Holistic Structured Data Processing (SDP) enables Enterprise Data Loss Prevention (E-DLP) to effectively detect sensitive data in structured data without relying on header identification. Traditional DLP struggles with inconsistencies and detection gaps because it depends on valid headers in the first 10 rows, which can lead to many false negatives. The new Holistic SDP approach eliminates this dependency by focusing on the content patterns within the data itself, which is especially valuable for organizations that process diverse structured data formats.

Enterprise DLP can now more accurately detect sensitive data in tables without headers, tables with incorrect or ambiguous headers, and content with multiple data patterns in a single column. Additionally, Enterprise DLP can now processes tables aligned horizontally, multiple tables in a single sheet, combinations of tables and free-form data, and even tables with data split across columns (such as addresses distributed across street, state, country, and zip code fields).
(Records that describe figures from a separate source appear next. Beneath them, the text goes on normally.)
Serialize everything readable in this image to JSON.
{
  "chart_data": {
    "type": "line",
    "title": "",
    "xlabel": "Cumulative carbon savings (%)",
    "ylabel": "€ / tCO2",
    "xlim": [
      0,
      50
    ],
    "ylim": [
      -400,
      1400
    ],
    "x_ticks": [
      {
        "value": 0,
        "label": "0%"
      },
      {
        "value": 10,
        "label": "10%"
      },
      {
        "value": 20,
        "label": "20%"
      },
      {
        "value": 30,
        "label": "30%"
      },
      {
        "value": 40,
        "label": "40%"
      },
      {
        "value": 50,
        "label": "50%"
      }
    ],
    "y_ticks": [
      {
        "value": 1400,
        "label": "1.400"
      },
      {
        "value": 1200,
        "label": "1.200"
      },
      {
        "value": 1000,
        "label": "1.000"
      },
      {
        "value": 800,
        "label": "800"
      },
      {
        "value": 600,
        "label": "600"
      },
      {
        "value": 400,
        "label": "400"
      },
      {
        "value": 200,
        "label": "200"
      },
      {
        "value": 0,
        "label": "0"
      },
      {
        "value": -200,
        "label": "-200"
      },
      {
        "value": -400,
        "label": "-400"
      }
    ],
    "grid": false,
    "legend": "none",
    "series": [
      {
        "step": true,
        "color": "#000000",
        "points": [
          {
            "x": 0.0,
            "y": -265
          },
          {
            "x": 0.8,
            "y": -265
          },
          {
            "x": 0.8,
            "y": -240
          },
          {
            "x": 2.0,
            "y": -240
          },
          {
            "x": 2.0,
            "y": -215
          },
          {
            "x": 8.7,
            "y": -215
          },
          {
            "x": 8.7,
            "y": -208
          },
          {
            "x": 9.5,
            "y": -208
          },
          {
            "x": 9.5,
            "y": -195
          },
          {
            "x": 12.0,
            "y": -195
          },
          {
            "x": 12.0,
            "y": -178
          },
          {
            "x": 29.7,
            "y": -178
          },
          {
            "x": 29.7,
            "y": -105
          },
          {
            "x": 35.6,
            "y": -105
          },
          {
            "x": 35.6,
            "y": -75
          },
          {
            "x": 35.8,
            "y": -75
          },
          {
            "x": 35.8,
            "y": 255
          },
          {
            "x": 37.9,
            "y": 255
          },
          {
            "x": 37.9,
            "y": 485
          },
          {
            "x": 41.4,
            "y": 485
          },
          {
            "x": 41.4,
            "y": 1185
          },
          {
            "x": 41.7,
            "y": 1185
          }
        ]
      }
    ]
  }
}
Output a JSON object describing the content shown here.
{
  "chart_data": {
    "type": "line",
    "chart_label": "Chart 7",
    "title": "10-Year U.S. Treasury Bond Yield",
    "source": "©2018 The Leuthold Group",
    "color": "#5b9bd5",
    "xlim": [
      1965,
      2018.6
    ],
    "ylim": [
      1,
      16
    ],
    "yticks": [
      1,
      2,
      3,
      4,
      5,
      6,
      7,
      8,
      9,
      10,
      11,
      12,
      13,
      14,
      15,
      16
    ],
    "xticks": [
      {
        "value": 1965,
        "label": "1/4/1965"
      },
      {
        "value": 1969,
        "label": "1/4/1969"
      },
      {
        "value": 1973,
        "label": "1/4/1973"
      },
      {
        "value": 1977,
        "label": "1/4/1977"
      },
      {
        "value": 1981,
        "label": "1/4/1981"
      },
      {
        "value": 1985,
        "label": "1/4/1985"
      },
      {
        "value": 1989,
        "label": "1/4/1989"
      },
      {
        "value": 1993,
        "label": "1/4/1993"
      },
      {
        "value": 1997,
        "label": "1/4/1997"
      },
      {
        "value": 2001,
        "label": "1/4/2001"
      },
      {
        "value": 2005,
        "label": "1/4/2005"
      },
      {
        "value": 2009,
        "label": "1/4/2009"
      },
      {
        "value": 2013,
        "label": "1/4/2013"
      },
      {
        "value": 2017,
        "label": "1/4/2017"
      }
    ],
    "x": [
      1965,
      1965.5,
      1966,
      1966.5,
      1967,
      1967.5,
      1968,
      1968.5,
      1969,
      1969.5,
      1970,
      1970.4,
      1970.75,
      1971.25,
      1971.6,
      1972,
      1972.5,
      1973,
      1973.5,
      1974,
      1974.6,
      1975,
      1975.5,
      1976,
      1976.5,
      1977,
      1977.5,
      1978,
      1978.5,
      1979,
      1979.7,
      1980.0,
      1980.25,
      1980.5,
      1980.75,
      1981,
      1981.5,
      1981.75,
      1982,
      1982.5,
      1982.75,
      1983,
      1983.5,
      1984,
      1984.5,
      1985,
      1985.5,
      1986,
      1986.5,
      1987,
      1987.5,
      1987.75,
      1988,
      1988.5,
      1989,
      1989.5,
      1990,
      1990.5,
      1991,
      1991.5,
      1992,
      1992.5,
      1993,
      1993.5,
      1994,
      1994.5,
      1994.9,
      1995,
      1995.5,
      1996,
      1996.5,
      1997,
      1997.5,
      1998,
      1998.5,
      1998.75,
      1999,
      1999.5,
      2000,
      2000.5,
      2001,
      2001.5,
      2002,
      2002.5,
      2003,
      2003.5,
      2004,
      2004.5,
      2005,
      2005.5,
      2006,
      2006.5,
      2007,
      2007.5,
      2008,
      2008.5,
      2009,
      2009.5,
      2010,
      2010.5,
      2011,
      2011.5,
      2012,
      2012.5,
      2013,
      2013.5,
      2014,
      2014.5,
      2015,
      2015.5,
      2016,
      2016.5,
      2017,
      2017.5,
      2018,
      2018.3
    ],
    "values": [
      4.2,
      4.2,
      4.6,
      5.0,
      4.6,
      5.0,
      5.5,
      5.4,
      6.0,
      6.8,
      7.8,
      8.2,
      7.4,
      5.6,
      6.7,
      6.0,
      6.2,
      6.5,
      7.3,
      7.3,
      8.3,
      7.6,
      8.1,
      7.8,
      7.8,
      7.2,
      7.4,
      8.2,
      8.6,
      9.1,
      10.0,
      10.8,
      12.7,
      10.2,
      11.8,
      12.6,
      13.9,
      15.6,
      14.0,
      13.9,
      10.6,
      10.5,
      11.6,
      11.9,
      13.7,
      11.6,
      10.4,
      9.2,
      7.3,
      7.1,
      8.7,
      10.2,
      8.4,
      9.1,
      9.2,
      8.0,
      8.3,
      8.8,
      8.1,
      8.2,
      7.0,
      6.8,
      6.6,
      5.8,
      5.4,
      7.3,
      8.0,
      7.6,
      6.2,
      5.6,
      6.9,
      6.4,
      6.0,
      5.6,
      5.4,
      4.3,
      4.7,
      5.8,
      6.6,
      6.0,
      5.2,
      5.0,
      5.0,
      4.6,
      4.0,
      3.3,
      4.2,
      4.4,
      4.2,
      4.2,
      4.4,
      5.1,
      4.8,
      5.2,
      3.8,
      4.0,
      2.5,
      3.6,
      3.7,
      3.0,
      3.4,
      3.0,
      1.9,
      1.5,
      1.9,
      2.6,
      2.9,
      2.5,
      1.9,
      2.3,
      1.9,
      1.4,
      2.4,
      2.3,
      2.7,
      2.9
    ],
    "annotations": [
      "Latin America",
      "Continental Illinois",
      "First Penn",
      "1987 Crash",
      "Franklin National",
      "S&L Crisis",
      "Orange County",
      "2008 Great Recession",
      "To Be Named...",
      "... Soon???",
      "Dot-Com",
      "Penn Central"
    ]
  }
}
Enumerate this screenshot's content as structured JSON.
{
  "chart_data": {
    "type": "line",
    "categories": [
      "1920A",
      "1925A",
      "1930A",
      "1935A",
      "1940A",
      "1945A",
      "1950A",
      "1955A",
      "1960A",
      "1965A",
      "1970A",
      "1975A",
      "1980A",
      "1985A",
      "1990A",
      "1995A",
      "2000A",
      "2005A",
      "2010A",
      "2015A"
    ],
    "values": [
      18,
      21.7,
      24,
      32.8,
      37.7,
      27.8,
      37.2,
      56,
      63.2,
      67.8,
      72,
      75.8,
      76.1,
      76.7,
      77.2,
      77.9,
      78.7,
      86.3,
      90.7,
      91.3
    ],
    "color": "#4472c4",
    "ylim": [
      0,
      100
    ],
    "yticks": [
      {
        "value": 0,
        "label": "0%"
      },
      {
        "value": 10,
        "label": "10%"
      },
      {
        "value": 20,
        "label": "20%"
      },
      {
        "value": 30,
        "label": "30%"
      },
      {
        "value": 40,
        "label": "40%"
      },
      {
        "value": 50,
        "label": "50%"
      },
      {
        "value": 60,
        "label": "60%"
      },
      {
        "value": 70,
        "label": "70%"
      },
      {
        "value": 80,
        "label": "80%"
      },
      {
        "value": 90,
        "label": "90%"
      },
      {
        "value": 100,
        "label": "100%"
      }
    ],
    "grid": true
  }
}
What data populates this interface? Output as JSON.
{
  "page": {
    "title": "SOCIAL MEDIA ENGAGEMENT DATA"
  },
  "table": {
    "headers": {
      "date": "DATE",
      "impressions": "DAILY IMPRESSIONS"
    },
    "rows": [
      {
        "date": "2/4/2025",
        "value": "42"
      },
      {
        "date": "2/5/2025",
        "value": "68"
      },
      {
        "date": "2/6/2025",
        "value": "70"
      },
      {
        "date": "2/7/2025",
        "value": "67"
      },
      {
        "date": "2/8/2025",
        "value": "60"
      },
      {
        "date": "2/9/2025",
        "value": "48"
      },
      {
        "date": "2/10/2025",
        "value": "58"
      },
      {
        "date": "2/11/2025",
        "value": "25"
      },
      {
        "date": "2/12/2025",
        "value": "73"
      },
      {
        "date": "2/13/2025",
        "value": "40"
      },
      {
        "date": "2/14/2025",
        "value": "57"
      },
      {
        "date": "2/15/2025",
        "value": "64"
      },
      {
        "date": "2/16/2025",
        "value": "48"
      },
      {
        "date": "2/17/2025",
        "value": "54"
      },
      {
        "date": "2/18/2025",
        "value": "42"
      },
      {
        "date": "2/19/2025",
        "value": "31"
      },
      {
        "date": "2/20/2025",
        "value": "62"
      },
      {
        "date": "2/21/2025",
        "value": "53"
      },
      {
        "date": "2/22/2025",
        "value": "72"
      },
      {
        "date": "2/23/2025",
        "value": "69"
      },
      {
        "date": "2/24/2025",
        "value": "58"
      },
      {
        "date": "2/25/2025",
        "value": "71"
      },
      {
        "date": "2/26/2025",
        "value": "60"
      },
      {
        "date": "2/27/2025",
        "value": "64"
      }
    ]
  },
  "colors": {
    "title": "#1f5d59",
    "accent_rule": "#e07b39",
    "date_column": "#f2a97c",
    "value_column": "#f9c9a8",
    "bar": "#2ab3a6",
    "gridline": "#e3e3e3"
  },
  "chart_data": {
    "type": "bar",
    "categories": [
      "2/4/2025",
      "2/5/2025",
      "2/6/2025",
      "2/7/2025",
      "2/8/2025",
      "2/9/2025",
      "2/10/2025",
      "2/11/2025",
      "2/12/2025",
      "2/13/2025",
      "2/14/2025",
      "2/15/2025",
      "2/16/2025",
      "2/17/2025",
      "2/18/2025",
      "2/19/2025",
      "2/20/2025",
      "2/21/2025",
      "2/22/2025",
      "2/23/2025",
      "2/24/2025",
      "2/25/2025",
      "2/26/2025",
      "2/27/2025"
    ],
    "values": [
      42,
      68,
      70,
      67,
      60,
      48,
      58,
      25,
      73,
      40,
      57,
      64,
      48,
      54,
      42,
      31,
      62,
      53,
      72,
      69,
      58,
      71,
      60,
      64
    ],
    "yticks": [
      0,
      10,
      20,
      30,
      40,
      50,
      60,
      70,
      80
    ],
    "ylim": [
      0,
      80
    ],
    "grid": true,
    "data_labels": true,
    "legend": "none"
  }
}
With Holistic SDP, Enterprise DLP maintains high detection accuracy and confidence for sensitive information like social security numbers and credit card numbers, regardless of how you format or organize data in structured content. Additionally, Holistic SDP supports all previously supported languages, ensuring consistent protection across a global data ecosystem.

End users often struggle to identify exactly which website or app triggered an Enterprise Data Loss Prevention (E-DLP) incident when the End User Coaching notifications displays only the app name. This can lead to confusion and unnecessary help desk calls. Enterprise DLP End User Coaching notifications now include the URL domain information alongside app names to provide the critical context your end users need to understand and comply with your organization's data protection policies.

When you configure an End User Coaching notification template that includes the [app name] attribute, Autonomous DEM automatically appends the URL domain in parentheses after the app name. For example, if your template contains the message Your file [file name] [direction] [app name] [action] due to company policy on sensitive data the actual end user notification displays as Your file Sample.doc uploaded to example-base (www.example.com) was blocked due to company policy on sensitive data. This additional context helps users understand the exact destination that triggered the DLP incident to reduce confusion and to help prevent repeated violation attempts to the same destination. This works with both specifically identified apps and generic apps like web-browsing. If no URL domain is associated with the incident, the notification displays only the app name without parentheses.